Nathaniel Keohane, who oversees international climate issues for the Environmental Defense Fund, said the commitment would shore up U.S. "bona fides" going in to the final negotiations by showing that the United States is sensitive to developing world priorities.
While disagreements persist, the talks seem on course to end with a deal.
U.S. analysts who were at the 2009 summit in Copenhagen, Denmark, contrasted Kerry’s speech to that of former Secretary of State Hillary Clinton then. During the darkest days of that conference, when negotiations were at their lowest point, Clinton announced the United States and other wealthy countries would mobilize $100 billion annually by 2020.
"The momentum had really ground to the halt," recalled Peter Ogden, a senior fellow at the Center for American Progress who was serving as U.S. climate envoy Todd Stern’s chief of staff at the time.
"She arrived and gave a really energizing speech and breathed some fresh hope into the process," he said. "It gave it a spark that it really needed at that point."
While Kerry’s announcement of doubling adaptation finance to about $860 million annually is hardly as jaw-dropping, Ogden and others said the Paris moment calls for a different touch.
"You needed shock and awe" in Copenhagen, said Jake Schmidt, international programs director for the Natural Resources Defense Council.
Agreed Ogden: "Clearly there is momentum still in the process here." Kerry’s speech and delivering money for adaptation takes on a key issue that very poor nations are concerned about. But, he said, "We’re not experiencing anywhere near the tension that ripped the Bella Center at this juncture."
Those who work directly with poor countries to help them protect communities from the impacts of climate change, like Heather Coleman of Oxfam America, called the money important politically and substantively.
"It’s a really positive political signal," Coleman said.
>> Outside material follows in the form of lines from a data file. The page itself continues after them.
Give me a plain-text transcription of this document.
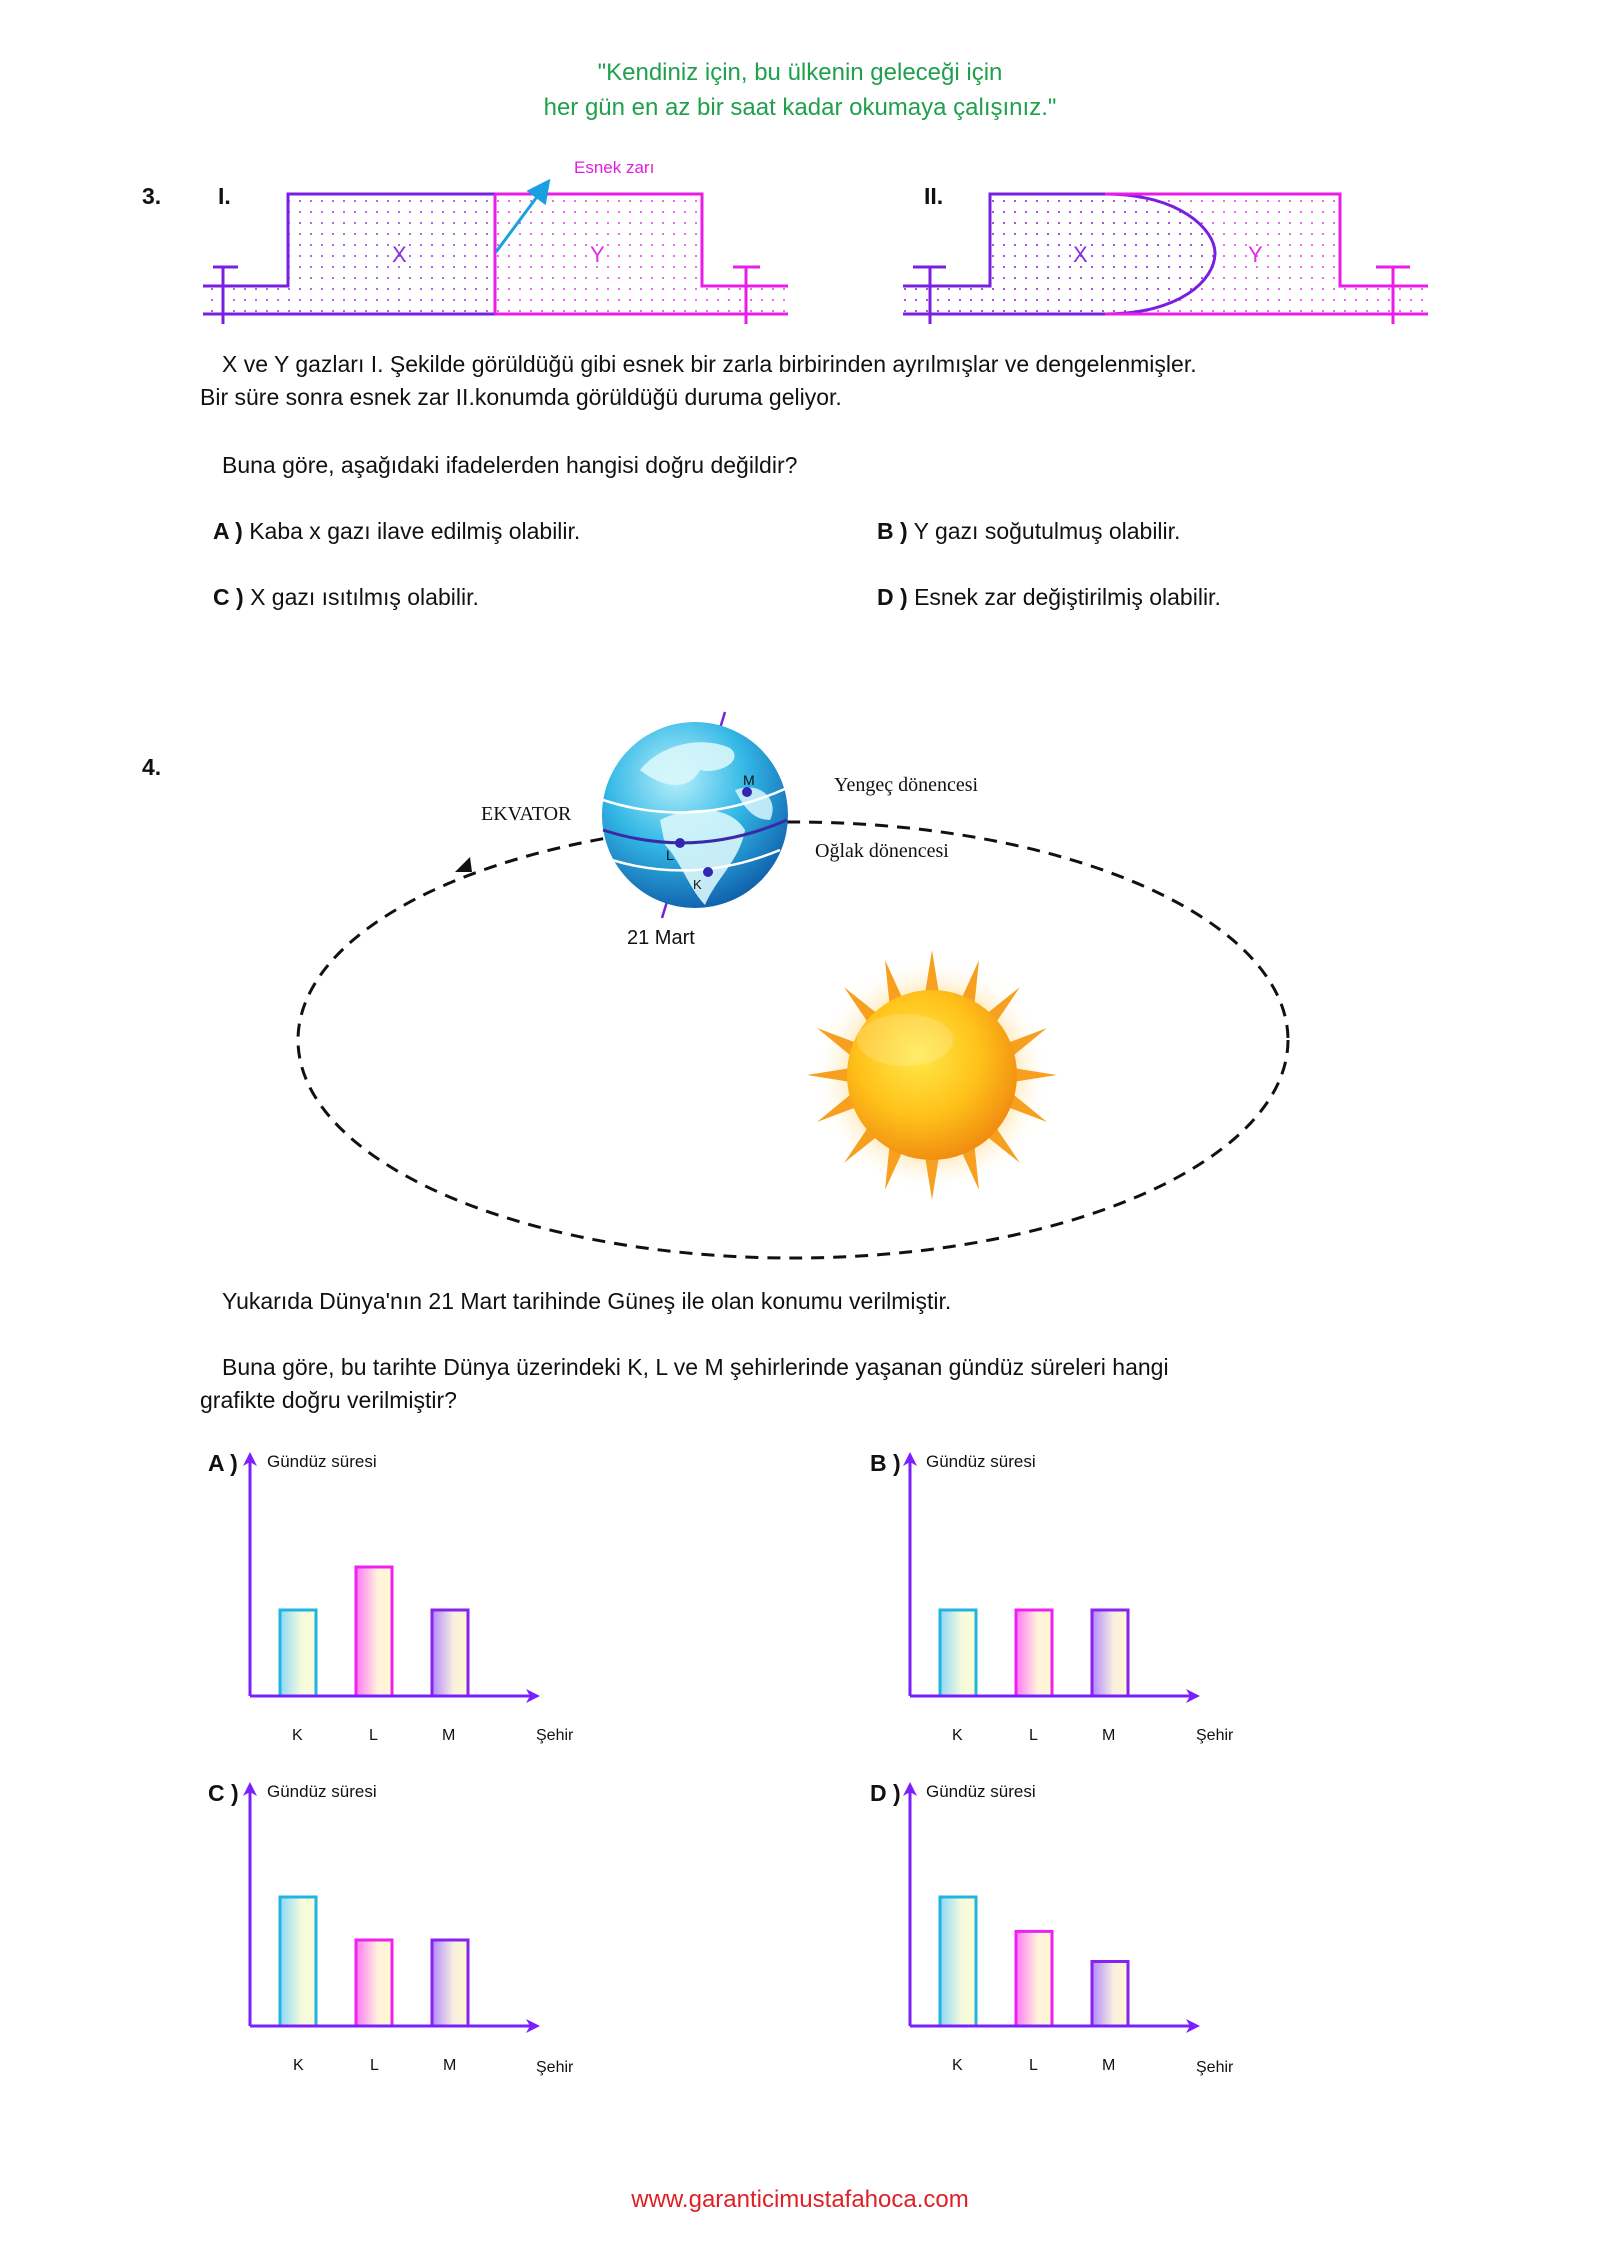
"Kendiniz için, bu ülkenin geleceği için
her gün en az bir saat kadar okumaya çalışınız."
3. I.
Esnek zarı
X	Y
II.
X	Y
X ve Y gazları I. Şekilde görüldüğü gibi esnek bir zarla birbirinden ayrılmışlar ve dengelenmişler.
Bir süre sonra esnek zar II.konumda görüldüğü duruma geliyor.
Buna göre, aşağıdaki ifadelerden hangisi doğru değildir?
A ) Kaba x gazı ilave edilmiş olabilir.	B ) Y gazı soğutulmuş olabilir.
C ) X gazı ısıtılmış olabilir.	D ) Esnek zar değiştirilmiş olabilir.
4.	M
L
K
EKVATOR
Yengeç dönencesi
Oğlak dönencesi
21 Mart
Yukarıda Dünya'nın 21 Mart tarihinde Güneş ile olan konumu verilmiştir.
Buna göre, bu tarihte Dünya üzerindeki K, L ve M şehirlerinde yaşanan gündüz süreleri hangi
grafikte doğru verilmiştir?
A ) Gündüz süresi
K	L	M	Şehir
B ) Gündüz süresi
K	L	M	Şehir
C ) Gündüz süresi
K	L	M	Şehir
D ) Gündüz süresi
K	L	M	Şehir
www.garanticimustafahoca.com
She described the money as part of existing U.S. commitments but repackaged for adaptation. Still, she said, "It is still a critically important message to send, and it shows the commitment this administration has to delivering on what they said they will do."
Developing countries were the obvious target for the adaptation announcement — which came after Kerry met with representatives of small island nations earlier this week.
Anthony Wolimbwa, who works for an environmental group in Uganda, called it "a good thing."
But, he said, "It really needs to be matched by capacity building. Most of the African states don’t have the capacity to attract the money," he said. He also urged other wealthy countries like Japan, Canada and Australia to follow in the footsteps of the United States.
Saleemul Huq, who advises the group of least developed countries in the negotiations, called Kerry’s speech "a master class in climate change issues, both diplomacy and reality."
He praised the adaptation funding and said he hopes it helps "raise the level of ambition collectively."
Raman Mehta, director of policy and programs at the Vasudha Foundation in New Delhi, said before the announcement that the developing world wouldn’t accept "aspirational" commitments.
"It has now reached a stage where promises of something being done in the future don’t really count, because there have been so many promises in the past that have not been met, at least in this process," he said.
When details emerged, Mehta said that the new aid promises would help, but that $800 million a year was still "a drop in the ocean" compared with the vast sums that climate-vulnerable countries would ultimately need.
Others were skeptical of the move.
Harlan Watson of the Competitive Enterprise Institute and a former George W. Bush administration climate envoy questioned whether Kerry was offering up new money.
"Can he even get the old money?" Watson asked. "He’s almost waving a red flag before Congress."